朝日記事引用の福島原発事故「吉田調書」に「命令に違反」の印象なし
◆事故後「鼻血」増えず
原発事故後に鼻血が頻発しているとした漫画「美味しんぼ」騒動に決着をつける調査結果が発表された。
福島県相馬郡医師会が旧警戒区域(20㌔圏内)を含む管内の医療機関にアンケート調査したところ(回答52機関)、3機関で鼻血が増えたと訴える患者がいたが、血小板が減るといった放射線被ばくとの因果関係が疑われる診断結果はなかった。
2011年度から13年度にかけて住民延べ3万2000人余りが受けた健康診断でも、事故前に比べて鼻血が出るようになったと答えた人はいなかった。
この調査結果は5月末に発表されたものだが、いま初めて知ったという読者もおられよう。朝日が31日付の中面下段に短く報じたように各紙とも扱いが小さかった。調査が自民党環境部会から依頼されたもので、発表が部会の会合だったことから、どうやらバイアスが掛かったようだ。
次の例もそうしたバイアスなのか、朝日が5月20日付1面トップで報じた「吉田調書」が物議を醸している。福島第一原発所長で事故対応の責任者だった吉田昌郎氏(13年死去)が政府事故調査・検証委員会の調べに答えた「聴取結果書」(吉田調書)を入手したとし、「所長命令に違反 原発撤退/福島第一の所員9割」と大きく報じた。
東日本大震災4日後の11年3月15日朝、第一原発にいた所員の9割にあたる約650人が吉田氏の待機命令に違反し、10㌔南の福島第二原発へ撤退していたというのだ。朝日は「その後、放射線量は急上昇しており、事故対応が不十分になった可能性がある。東電はこの命令違反による現場離脱を3年以上伏せてきた」としている。
吉田調書は11年7月に政府事故調が吉田氏を聴取したもので、原本は内閣官房に保管されており、非公開だ。誰かが持ち出し、朝日に持ち込んだのだろうか。何か裏を勘ぐりたくなる記事である。
◆逃げ去ったと海外紙
朝日は「命令違反」「9割撤退」とおぞましく書くが、記事の「調書」を読むと、いささかニュアンスが違っている。吉田氏は事故対応と関わりの少ない下請け作業員らを帰らせるために第二原発に移動するバスを手配したが、所員の誰かが運転手に「第二原発に行け」と指示して出発したという。
吉田氏は「次の指示を待てと言ったつもりなんですが、2F(第二原発)に行ってしまいましたと言うんで、しょうがないな」と思ったという。現場の混乱ぶりをうかがわせるが、命令に違反して「逃げた」という印象はない。現に所員らは4、5時間後に戻り始めたとしている。
もともと事故対応には50人ほどが現場に踏みとどまり、海外でも「フクシマ50」と称賛された。それを朝日は「調書」を使い、ことさら所員が逃げたかのように描いている。
これに対してノンフィクション作家の門田隆将氏は「週刊ポスト」(6月20日号=9日発売)誌上で「朝日新聞『吉田調書』スクープは従軍慰安婦虚報と同じだ」と痛烈に批判した。門田氏は生前の吉田所長に唯一インタビューした人物で、『死の淵を見た男 吉田昌郎と福島第一原発の五〇〇日』(PHP研究所)の著者として知られる。

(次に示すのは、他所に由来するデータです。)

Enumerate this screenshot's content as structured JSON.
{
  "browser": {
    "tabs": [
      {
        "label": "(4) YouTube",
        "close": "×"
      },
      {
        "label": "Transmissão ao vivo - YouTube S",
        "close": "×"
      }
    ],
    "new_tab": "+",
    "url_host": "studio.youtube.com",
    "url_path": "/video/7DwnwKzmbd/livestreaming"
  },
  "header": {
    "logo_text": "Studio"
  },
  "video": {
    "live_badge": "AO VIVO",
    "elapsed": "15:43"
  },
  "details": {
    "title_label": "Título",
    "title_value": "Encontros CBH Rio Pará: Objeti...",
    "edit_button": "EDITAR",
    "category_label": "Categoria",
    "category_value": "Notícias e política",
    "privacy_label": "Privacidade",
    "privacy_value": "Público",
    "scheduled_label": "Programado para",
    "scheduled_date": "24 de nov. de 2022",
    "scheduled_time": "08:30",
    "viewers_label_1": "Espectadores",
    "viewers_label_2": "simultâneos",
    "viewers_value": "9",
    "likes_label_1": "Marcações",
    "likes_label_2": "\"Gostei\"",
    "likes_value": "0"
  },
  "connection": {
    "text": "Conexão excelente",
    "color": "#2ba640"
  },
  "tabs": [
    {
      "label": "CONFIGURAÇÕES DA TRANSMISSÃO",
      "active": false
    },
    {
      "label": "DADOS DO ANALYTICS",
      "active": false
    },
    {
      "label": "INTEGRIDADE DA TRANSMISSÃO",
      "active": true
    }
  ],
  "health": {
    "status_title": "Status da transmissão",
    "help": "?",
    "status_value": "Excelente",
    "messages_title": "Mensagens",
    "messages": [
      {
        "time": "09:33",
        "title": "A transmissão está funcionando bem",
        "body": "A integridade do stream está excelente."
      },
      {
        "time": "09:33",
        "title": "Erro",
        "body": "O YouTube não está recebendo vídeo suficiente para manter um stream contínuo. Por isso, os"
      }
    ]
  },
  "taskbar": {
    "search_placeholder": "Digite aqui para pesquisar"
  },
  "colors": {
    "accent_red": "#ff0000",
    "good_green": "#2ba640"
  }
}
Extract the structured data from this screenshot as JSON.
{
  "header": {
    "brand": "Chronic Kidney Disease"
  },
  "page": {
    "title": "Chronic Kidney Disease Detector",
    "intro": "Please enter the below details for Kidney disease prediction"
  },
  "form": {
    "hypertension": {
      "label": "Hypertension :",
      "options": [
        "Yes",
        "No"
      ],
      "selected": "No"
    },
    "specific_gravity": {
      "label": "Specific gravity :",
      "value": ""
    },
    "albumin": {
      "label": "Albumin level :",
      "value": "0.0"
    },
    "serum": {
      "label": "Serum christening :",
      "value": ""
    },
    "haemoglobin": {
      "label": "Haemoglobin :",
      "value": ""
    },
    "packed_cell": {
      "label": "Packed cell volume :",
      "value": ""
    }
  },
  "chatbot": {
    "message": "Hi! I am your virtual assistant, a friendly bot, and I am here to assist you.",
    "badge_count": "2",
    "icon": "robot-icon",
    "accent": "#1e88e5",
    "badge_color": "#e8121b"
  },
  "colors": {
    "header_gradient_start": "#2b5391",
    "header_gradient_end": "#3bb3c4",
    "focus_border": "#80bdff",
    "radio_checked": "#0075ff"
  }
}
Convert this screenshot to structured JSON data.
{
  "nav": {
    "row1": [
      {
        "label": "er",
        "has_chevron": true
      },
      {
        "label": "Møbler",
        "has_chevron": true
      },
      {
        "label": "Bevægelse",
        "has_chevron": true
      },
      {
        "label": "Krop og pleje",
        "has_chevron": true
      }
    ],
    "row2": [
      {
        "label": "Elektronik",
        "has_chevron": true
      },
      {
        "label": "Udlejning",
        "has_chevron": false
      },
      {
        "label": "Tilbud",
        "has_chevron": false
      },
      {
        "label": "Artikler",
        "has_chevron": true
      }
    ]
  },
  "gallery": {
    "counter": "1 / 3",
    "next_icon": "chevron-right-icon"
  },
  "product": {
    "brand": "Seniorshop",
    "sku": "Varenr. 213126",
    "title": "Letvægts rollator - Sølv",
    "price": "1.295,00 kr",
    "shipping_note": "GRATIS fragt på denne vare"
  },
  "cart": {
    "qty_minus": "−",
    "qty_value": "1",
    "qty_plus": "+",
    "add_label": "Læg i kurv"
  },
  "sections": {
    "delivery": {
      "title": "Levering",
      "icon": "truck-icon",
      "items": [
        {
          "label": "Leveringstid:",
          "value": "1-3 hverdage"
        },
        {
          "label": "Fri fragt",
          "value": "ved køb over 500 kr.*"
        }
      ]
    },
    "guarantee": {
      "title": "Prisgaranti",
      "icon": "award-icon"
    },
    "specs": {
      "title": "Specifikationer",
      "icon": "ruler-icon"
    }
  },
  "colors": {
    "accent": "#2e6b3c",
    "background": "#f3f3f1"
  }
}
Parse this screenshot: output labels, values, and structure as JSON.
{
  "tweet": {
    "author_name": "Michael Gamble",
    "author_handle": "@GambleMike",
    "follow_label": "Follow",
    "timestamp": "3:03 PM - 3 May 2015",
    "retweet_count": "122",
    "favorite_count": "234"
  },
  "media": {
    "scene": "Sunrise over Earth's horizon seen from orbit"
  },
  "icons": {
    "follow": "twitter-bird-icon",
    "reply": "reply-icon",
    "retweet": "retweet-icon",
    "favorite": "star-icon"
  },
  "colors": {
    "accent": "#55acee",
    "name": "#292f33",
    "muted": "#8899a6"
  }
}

門田氏によれば、朝日の「誤報」によって海外では「命令にも関わらず、パニックに陥った作業員たちは福島原発から逃げ去っていた」(米ニューヨーク・タイムズ)となじり、韓国に至っては「日本版セウォル号 福島事故時に職員ら命令無視して原発から脱出」(国民日報)と書き立てているという。
「韓国のフェリー『セウォル号』の船長が真っ先に逃げ出していたことに驚愕(きょうがく)した世界のメディアが、今度はあの福島第一原発事故の時、日本人も『逃げ出していた』という報道を行っている」。門田氏は「福島の勇士」が貶められたと嘆き、虚報が日本叩きに使われる、朝日の従軍慰安婦虚報と同じ構図だと断じている。一方の朝日は訂正と謝罪の記事掲載を求める抗議の文書を送った(10日付)。
◆「調書」本物でも虚報
慰安婦虚報で謝罪もしない朝日が門田氏にいったい何を訂正し、謝罪せよというのだろうか。「吉田調書」が仮に本物でも所員の退避だけを吹聴するのは木を見て森を見ない「虚報」と言うほかない。